In the second sentence, we have the subject "this file", the verb "mapped", the direct object "host names", and the preposition phrase "to IP addresses".
In this context, mapping one thing to another means that the one thing represents the other. The file in question is most likely a list of pairs: the first host name represents the first IP address, the second host name represents the second IP address, and so on. The file establishes those relationships.
On early computer networks a simple text file called a hosts file that mapped host names to IP addresses was created.
Here, what was the second sentence is now a subordinate clause. The subject is the relative pronoun "that", and the rest of the clause remains the same. The entire clause "that mapped host names to IP addresses" modifies the noun phrase "a simple text file called a hosts file".

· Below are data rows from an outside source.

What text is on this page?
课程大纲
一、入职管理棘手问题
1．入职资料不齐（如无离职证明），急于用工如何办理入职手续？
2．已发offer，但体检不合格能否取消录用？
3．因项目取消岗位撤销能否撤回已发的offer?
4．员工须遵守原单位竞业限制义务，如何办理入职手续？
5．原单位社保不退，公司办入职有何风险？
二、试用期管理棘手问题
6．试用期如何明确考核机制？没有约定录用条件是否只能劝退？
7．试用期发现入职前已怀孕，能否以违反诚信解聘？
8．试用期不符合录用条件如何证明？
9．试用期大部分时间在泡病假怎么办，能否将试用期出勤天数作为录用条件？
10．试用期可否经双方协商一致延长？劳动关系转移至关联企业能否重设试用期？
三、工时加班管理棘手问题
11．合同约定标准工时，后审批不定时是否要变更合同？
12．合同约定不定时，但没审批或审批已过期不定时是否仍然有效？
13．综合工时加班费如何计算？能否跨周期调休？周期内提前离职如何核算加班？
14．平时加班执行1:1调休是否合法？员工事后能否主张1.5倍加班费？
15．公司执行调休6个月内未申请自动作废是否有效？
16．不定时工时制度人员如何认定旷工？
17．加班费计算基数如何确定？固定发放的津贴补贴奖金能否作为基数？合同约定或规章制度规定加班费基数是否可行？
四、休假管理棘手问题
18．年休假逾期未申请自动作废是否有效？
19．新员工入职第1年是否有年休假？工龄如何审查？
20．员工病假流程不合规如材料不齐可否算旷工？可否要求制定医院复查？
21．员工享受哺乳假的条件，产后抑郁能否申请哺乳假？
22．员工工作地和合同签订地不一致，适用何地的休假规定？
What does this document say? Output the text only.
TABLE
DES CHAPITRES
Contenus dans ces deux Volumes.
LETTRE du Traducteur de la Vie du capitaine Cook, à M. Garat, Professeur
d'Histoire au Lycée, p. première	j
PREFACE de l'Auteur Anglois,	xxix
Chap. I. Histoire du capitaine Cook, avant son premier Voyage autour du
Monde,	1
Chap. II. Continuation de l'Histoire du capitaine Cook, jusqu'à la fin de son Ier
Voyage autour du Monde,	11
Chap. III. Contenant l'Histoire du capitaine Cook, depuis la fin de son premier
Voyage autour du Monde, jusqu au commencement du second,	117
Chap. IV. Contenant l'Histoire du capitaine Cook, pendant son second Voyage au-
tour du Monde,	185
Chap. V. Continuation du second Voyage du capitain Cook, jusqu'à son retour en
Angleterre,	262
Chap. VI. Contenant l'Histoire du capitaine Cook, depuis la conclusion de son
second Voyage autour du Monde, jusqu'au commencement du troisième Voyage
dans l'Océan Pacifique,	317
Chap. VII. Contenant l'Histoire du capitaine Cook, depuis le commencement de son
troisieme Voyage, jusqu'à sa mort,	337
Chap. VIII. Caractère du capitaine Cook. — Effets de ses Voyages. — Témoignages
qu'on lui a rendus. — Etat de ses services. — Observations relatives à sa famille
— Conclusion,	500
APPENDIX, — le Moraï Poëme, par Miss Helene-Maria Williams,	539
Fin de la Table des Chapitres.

This version is grammatically correct, but it is awkward. By the time we read the predicate "was created", many of us will have trouble understanding what the intended subject is meant to be. The simple subject, the first instance of the word "file", is twelve words away from its predicate.
On early computer networks a simple text file called a hosts file was created that mapped host names to IP addresses.
This is the original model. Here, the simple subject of "was created" is only five words away. The relative clause still does the same job, although it's position has been delayed by the two-word predicate. Even the distance between the first "file" and the relative clause is shorter than twelve words. It's only seven.
You asked: Does "a hosts file was created that mapped host names to IP addresses" mean "a host file was created so that a host file was mapped host names to IP addresses"?
No. The passive voice of the predicate "was created" does change the active voice of "mapped". Host names were mapped. The host file did the mapping.
A better paraphrase would be "a simple text file was created such that this file created relationships from host names to IP addresses".
You asked: What grammar did these sentences (verb + that + verb pattern) apply to?
I think you meant to ask "what grammar applies to these sentences?" It's the same grammar that applies to any other relative clause, except that a verb happens to be between this relative clause and the noun phrase it modifies.